By Benjie Cooper
IG: @nuglifenews
YouTube: Lucid’s Vlog
Mexico’s president-elect, Andrés Manuel López Obrador will assume office on December 1, 2018, and when he does, his new foreign minister Marcelo Ebrard says that cannabis legalization is very likely to follow.
López Obrador and Ebrard see legalization as a way to help curtail violence that has resulted from a failed war on drugs in the country.
“It doesn’t make sense to have a law forbidding the possession or production of cannabis, and we have 9,000 people in jail for that, we have a huge amount of violence in the country,” Ebrard told reporters. “You spend a huge amount of money (on policing), you cause suffering for a lot of people, and it doesn’t make sense.”

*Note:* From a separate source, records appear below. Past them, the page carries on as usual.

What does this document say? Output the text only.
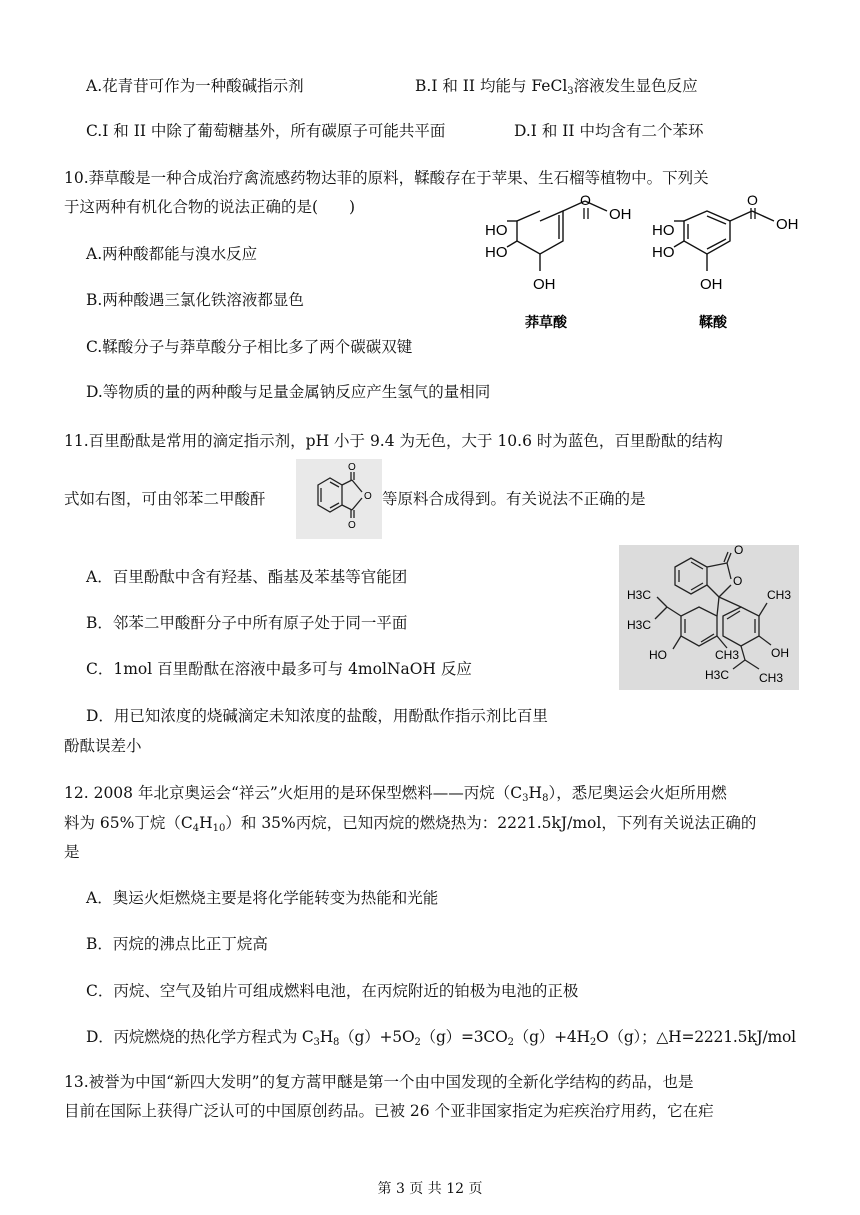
A.花青苷可作为一种酸碱指示剂	B.I 和 II 均能与 FeCl$_3$溶液发生显色反应
C.I 和 II 中除了葡萄糖基外，所有碳原子可能共平面	D.I 和 II 中均含有二个苯环
10.莽草酸是一种合成治疗禽流感药物达菲的原料，鞣酸存在于苹果、生石榴等植物中。下列关
于这两种有机化合物的说法正确的是(　　)
A.两种酸都能与溴水反应
B.两种酸遇三氯化铁溶液都显色
C.鞣酸分子与莽草酸分子相比多了两个碳碳双键
D.等物质的量的两种酸与足量金属钠反应产生氢气的量相同
HO
HO
OH
OH
莽草酸
O
HO
HO
OH
OH
鞣酸
O
11.百里酚酞是常用的滴定指示剂，pH 小于 9.4 为无色，大于 10.6 时为蓝色，百里酚酞的结构
式如右图，可由邻苯二甲酸酐
O
O
O
等原料合成得到。有关说法不正确的是
A．百里酚酞中含有羟基、酯基及苯基等官能团
B．邻苯二甲酸酐分子中所有原子处于同一平面
C．1mol 百里酚酞在溶液中最多可与 4molNaOH 反应
D．用已知浓度的烧碱滴定未知浓度的盐酸，用酚酞作指示剂比百里
酚酞误差小
O
O
H3C
H3C
CH3
HO	CH3	OH
H3C CH3
12. 2008 年北京奥运会“祥云”火炬用的是环保型燃料——丙烷$(C_3H_8)$，悉尼奥运会火炬所用燃
料为 65%丁烷$(C_4H_{10})$和 35%丙烷，已知丙烷的燃烧热为：2221.5kJ/mol，下列有关说法正确的
是
A．奥运火炬燃烧主要是将化学能转变为热能和光能
B．丙烷的沸点比正丁烷高
C．丙烷、空气及铂片可组成燃料电池，在丙烷附近的铂极为电池的正极
D．丙烷燃烧的热化学方程式为 $C_3H_8(g)+5O_2(g)=3CO_2(g)+4H_2O(g)$；△H=2221.5kJ/mol
13.被誉为中国“新四大发明”的复方蒿甲醚是第一个由中国发现的全新化学结构的药品，也是
目前在国际上获得广泛认可的中国原创药品。已被 26 个亚非国家指定为疟疾治疗用药，它在疟
第 3 页 共 12 页
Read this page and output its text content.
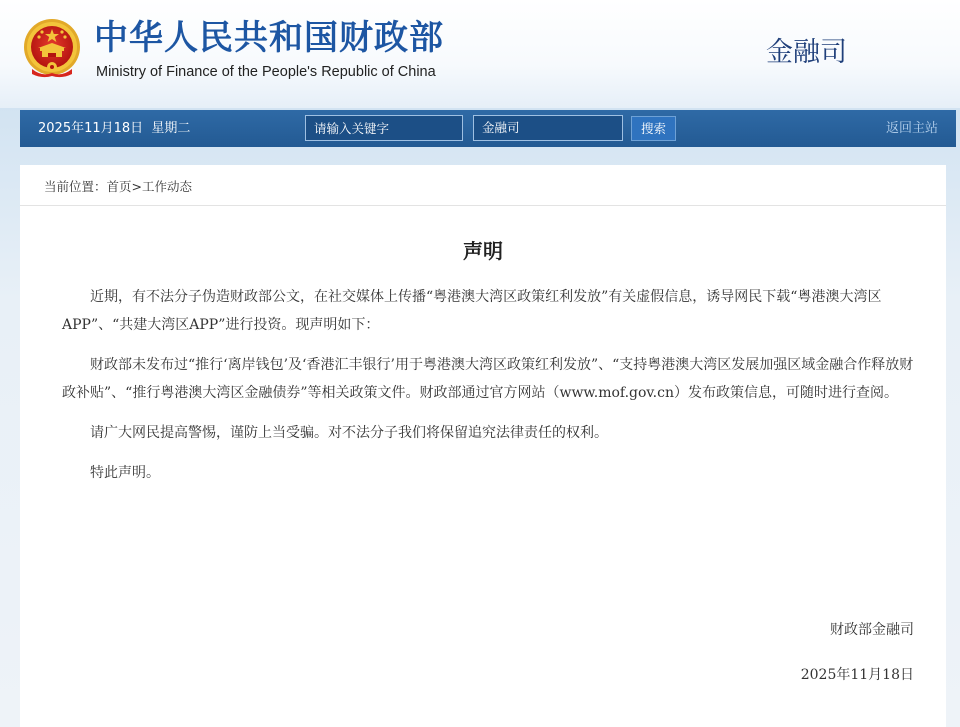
中华人民共和国财政部
Ministry of Finance of the People's Republic of China
金融司
2025年11月18日  星期二
请输入关键字	金融司	搜索	返回主站
当前位置：首页>工作动态
声明

近期，有不法分子伪造财政部公文，在社交媒体上传播“粤港澳大湾区政策红利发放”有关虚假信息，诱导网民下载“粤港澳大湾区APP”、“共建大湾区APP”进行投资。现声明如下：

财政部未发布过“推行‘离岸钱包’及‘香港汇丰银行’用于粤港澳大湾区政策红利发放”、“支持粤港澳大湾区发展加强区域金融合作释放财政补贴”、“推行粤港澳大湾区金融债券”等相关政策文件。财政部通过官方网站（www.mof.gov.cn）发布政策信息，可随时进行查阅。

请广大网民提高警惕，谨防上当受骗。对不法分子我们将保留追究法律责任的权利。

特此声明。

财政部金融司
2025年11月18日
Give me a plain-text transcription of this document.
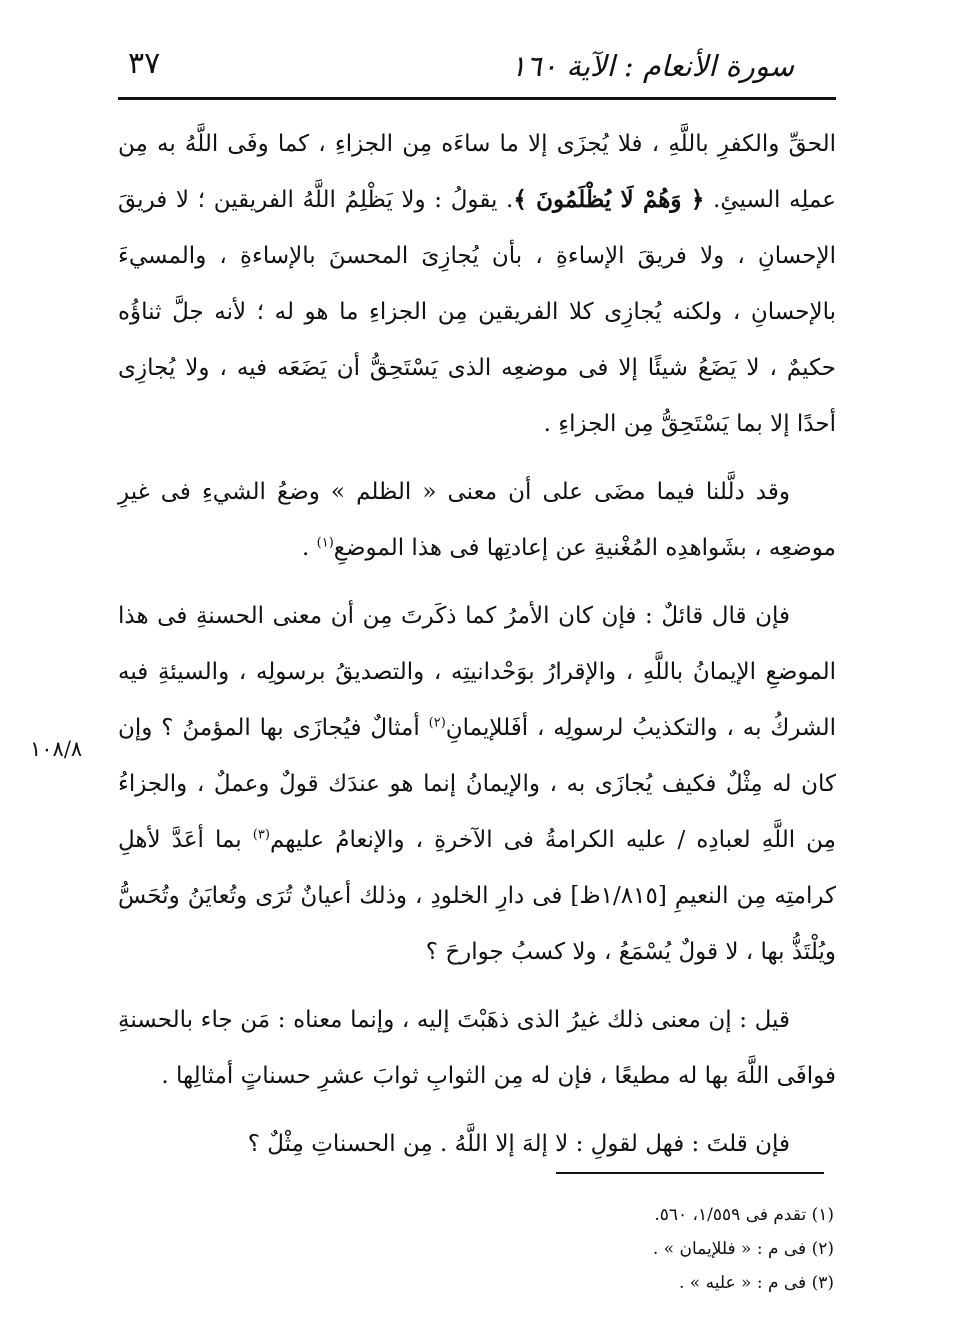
سورة الأنعام : الآية ١٦٠
٣٧

الحقِّ والكفرِ باللَّهِ ، فلا يُجزَى إلا ما ساءَه مِن الجزاءِ ، كما وفَى اللَّهُ به مِن عملِه السيئِ. ﴿ وَهُمْ لَا يُظْلَمُونَ ﴾. يقولُ : ولا يَظْلِمُ اللَّهُ الفريقين ؛ لا فريقَ الإحسانِ ، ولا فريقَ الإساءةِ ، بأن يُجازِىَ المحسنَ بالإساءةِ ، والمسيءَ بالإحسانِ ، ولكنه يُجازِى كلا الفريقين مِن الجزاءِ ما هو له ؛ لأنه جلَّ ثناؤُه حكيمٌ ، لا يَضَعُ شيئًا إلا فى موضعِه الذى يَسْتَحِقُّ أن يَضَعَه فيه ، ولا يُجازِى أحدًا إلا بما يَسْتَحِقُّ مِن الجزاءِ .

وقد دلَّلنا فيما مضَى على أن معنى « الظلم » وضعُ الشيءِ فى غيرِ موضعِه ، بشَواهدِه المُغْنيةِ عن إعادتِها فى هذا الموضعِ$^{(١)}$ .

فإن قال قائلٌ : فإن كان الأمرُ كما ذكَرتَ مِن أن معنى الحسنةِ فى هذا الموضعِ الإيمانُ باللَّهِ ، والإقرارُ بوَحْدانيتِه ، والتصديقُ برسولِه ، والسيئةِ فيه الشركُ به ، والتكذيبُ لرسولِه ، أفَللإيمانِ$^{(٢)}$ أمثالٌ فيُجازَى بها المؤمنُ ؟ وإن كان له مِثْلٌ فكيف يُجازَى به ، والإيمانُ إنما هو عندَك قولٌ وعملٌ ، والجزاءُ مِن اللَّهِ لعبادِه / عليه الكرامةُ فى الآخرةِ ، والإنعامُ عليهم$^{(٣)}$ بما أعَدَّ لأهلِ كرامتِه مِن النعيمِ [١/٨١٥ظ] فى دارِ الخلودِ ، وذلك أعيانٌ تُرَى وتُعايَنُ وتُحَسُّ ويُلْتَذُّ بها ، لا قولٌ يُسْمَعُ ، ولا كسبُ جوارحَ ؟

قيل : إن معنى ذلك غيرُ الذى ذهَبْتَ إليه ، وإنما معناه : مَن جاء بالحسنةِ فوافَى اللَّهَ بها له مطيعًا ، فإن له مِن الثوابِ ثوابَ عشرِ حسناتٍ أمثالِها .

فإن قلتَ : فهل لقولِ : لا إلهَ إلا اللَّهُ . مِن الحسناتِ مِثْلٌ ؟

١٠٨/٨

(١) تقدم فى ١/٥٥٩، ٥٦٠.

(٢) فى م : « فللإيمان » .

(٣) فى م : « عليه » .
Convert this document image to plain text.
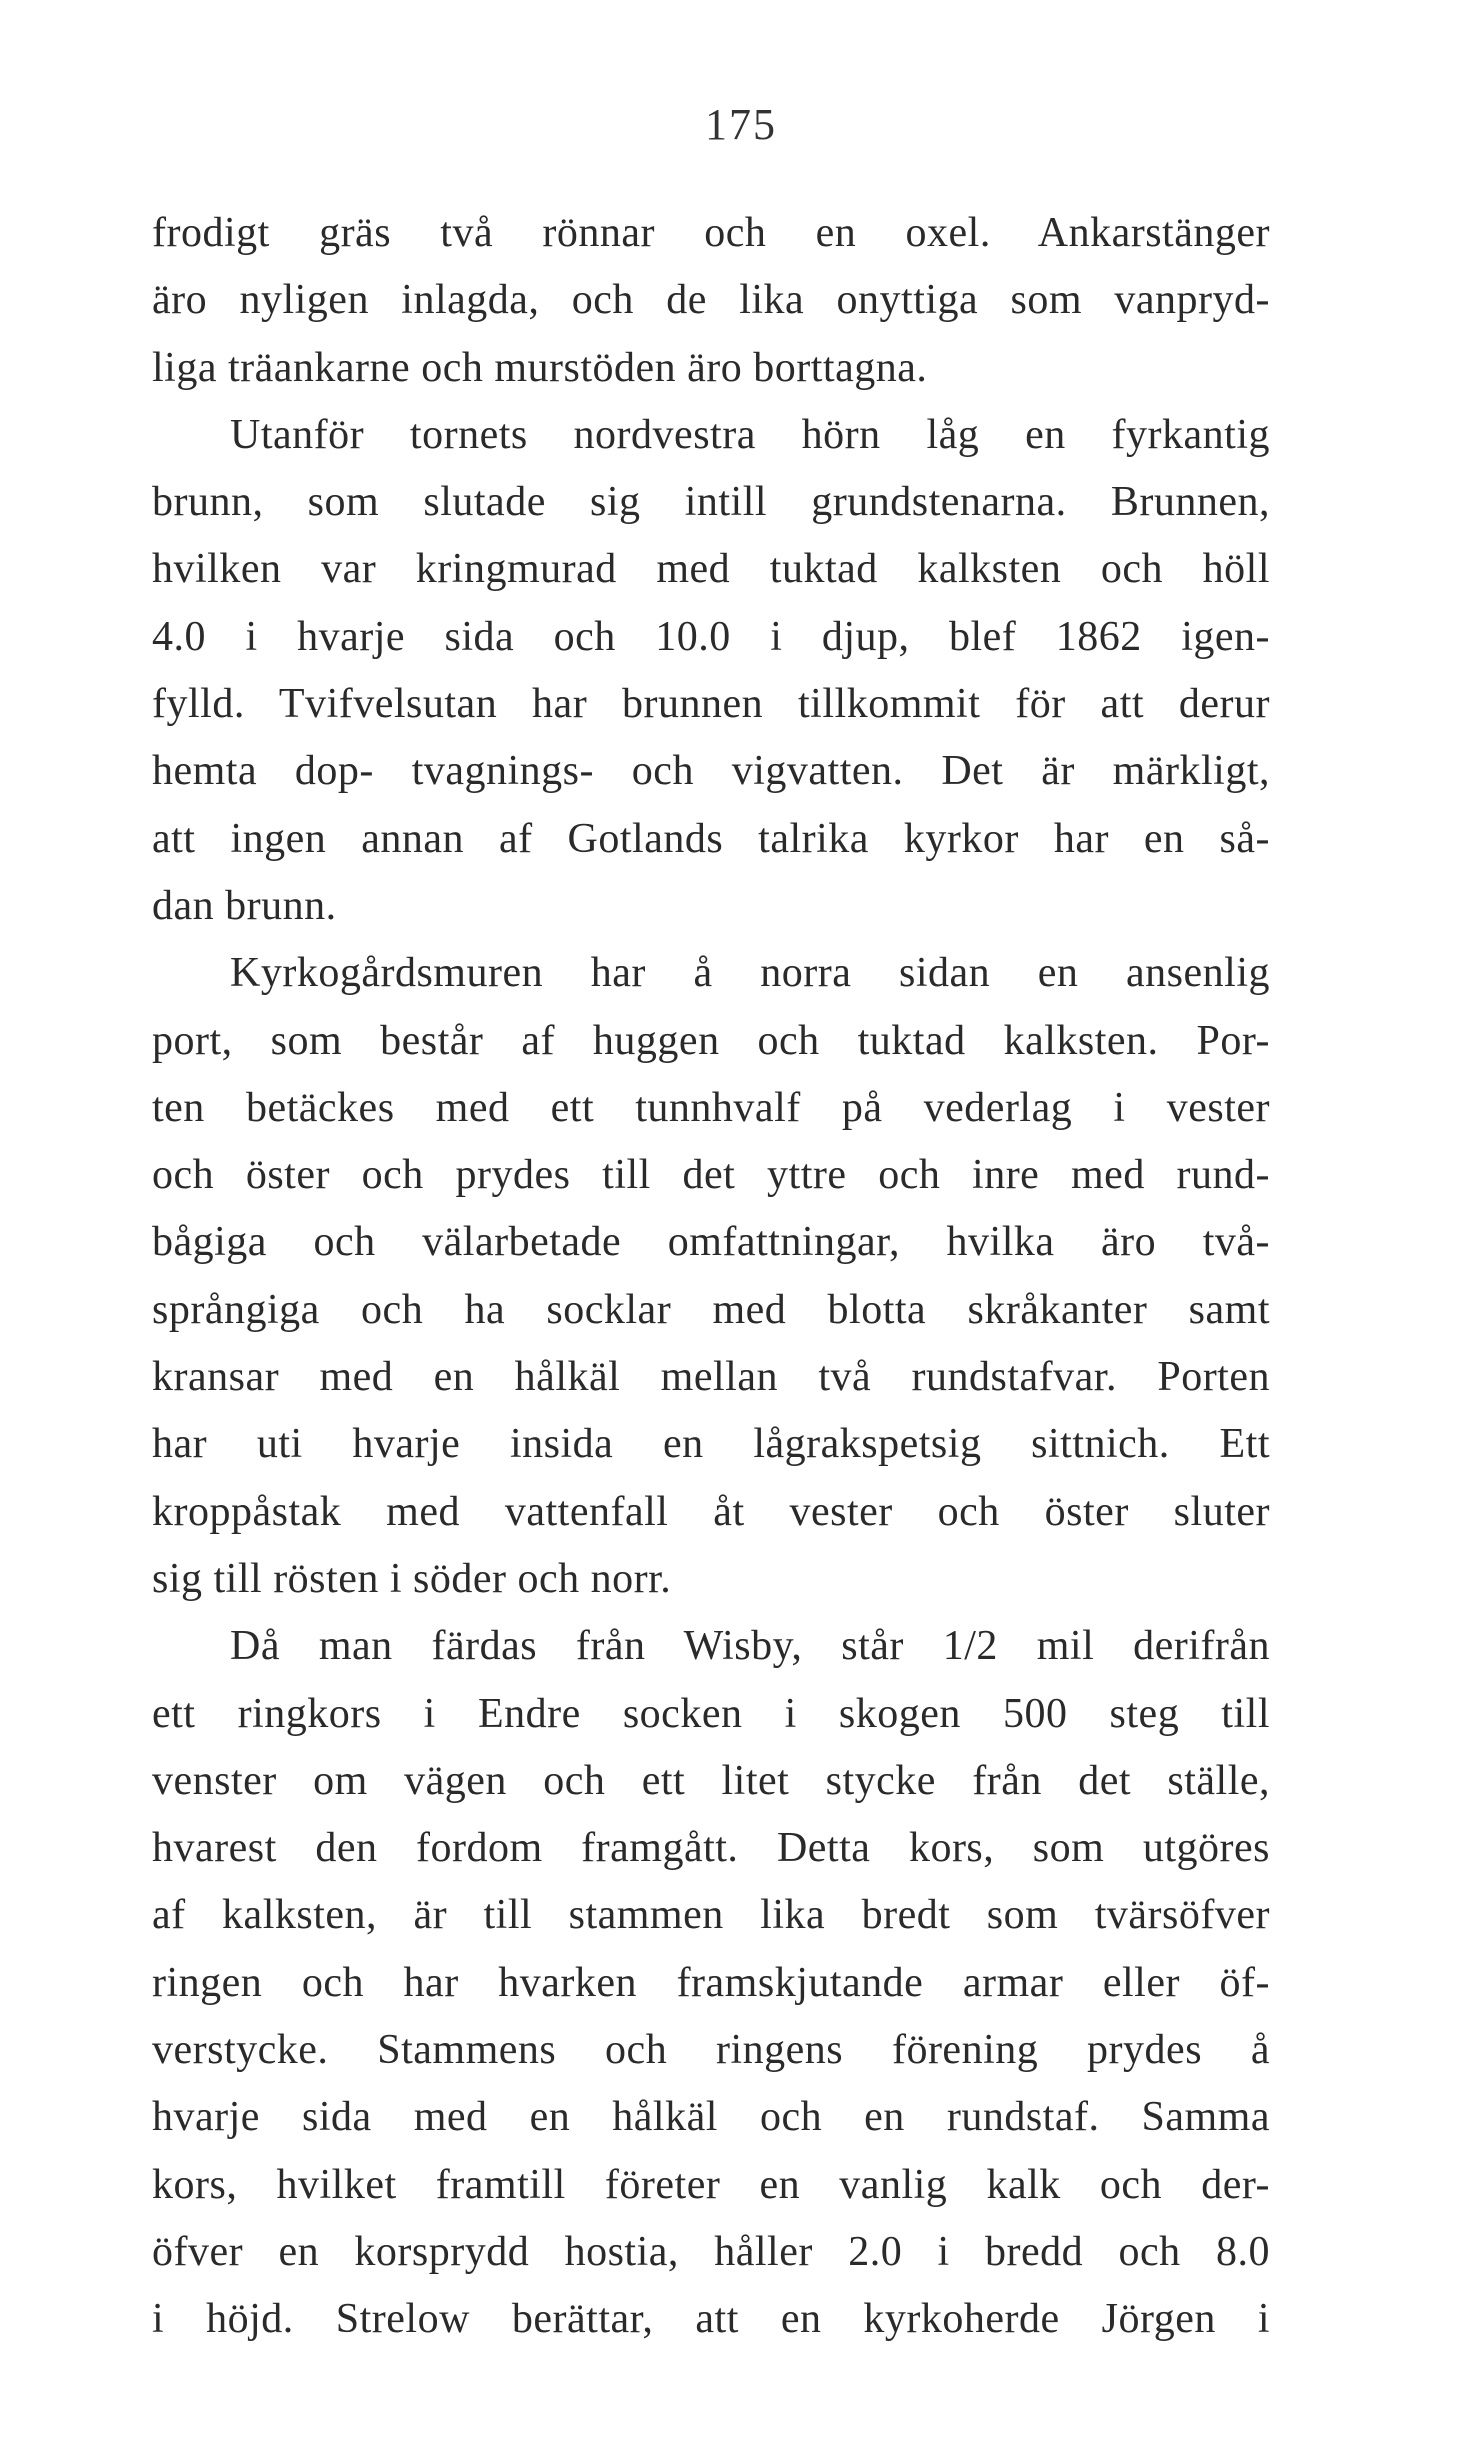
175
frodigt gräs två rönnar och en oxel. Ankarstänger
äro nyligen inlagda, och de lika onyttiga som vanpryd-
liga träankarne och murstöden äro borttagna.
Utanför tornets nordvestra hörn låg en fyrkantig
brunn, som slutade sig intill grundstenarna. Brunnen,
hvilken var kringmurad med tuktad kalksten och höll
4.0 i hvarje sida och 10.0 i djup, blef 1862 igen-
fylld. Tvifvelsutan har brunnen tillkommit för att derur
hemta dop- tvagnings- och vigvatten. Det är märkligt,
att ingen annan af Gotlands talrika kyrkor har en så-
dan brunn.
Kyrkogårdsmuren har å norra sidan en ansenlig
port, som består af huggen och tuktad kalksten. Por-
ten betäckes med ett tunnhvalf på vederlag i vester
och öster och prydes till det yttre och inre med rund-
bågiga och välarbetade omfattningar, hvilka äro två-
språngiga och ha socklar med blotta skråkanter samt
kransar med en hålkäl mellan två rundstafvar. Porten
har uti hvarje insida en lågrakspetsig sittnich. Ett
kroppåstak med vattenfall åt vester och öster sluter
sig till rösten i söder och norr.
Då man färdas från Wisby, står 1/2 mil derifrån
ett ringkors i Endre socken i skogen 500 steg till
venster om vägen och ett litet stycke från det ställe,
hvarest den fordom framgått. Detta kors, som utgöres
af kalksten, är till stammen lika bredt som tvärsöfver
ringen och har hvarken framskjutande armar eller öf-
verstycke. Stammens och ringens förening prydes å
hvarje sida med en hålkäl och en rundstaf. Samma
kors, hvilket framtill företer en vanlig kalk och der-
öfver en korsprydd hostia, håller 2.0 i bredd och 8.0
i höjd. Strelow berättar, att en kyrkoherde Jörgen i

“Prohibition doesn’t work,” he said. “You have the cannabis anyway.”
In 2006, the Mexican government began using the army to fight drug cartels. Since then, more than 200,000 people have been murdered, and an additional 37,000 have been reported missing.
In 2017, the killings hit an all-time annual high at 28,702.
On Monday, Ebrard and Canadian Foreign Minister Chrystia Freeland discussed Ottawa’s experience with legal marijuana.
Ebrard told reporters that he and the president-elect see legalization as an “interesting option in the short term for Mexico,” stating that they would likely follow either the Canadian model or the Uruguayan one.
Uruguay legalized cannabis for recreational use in 2013.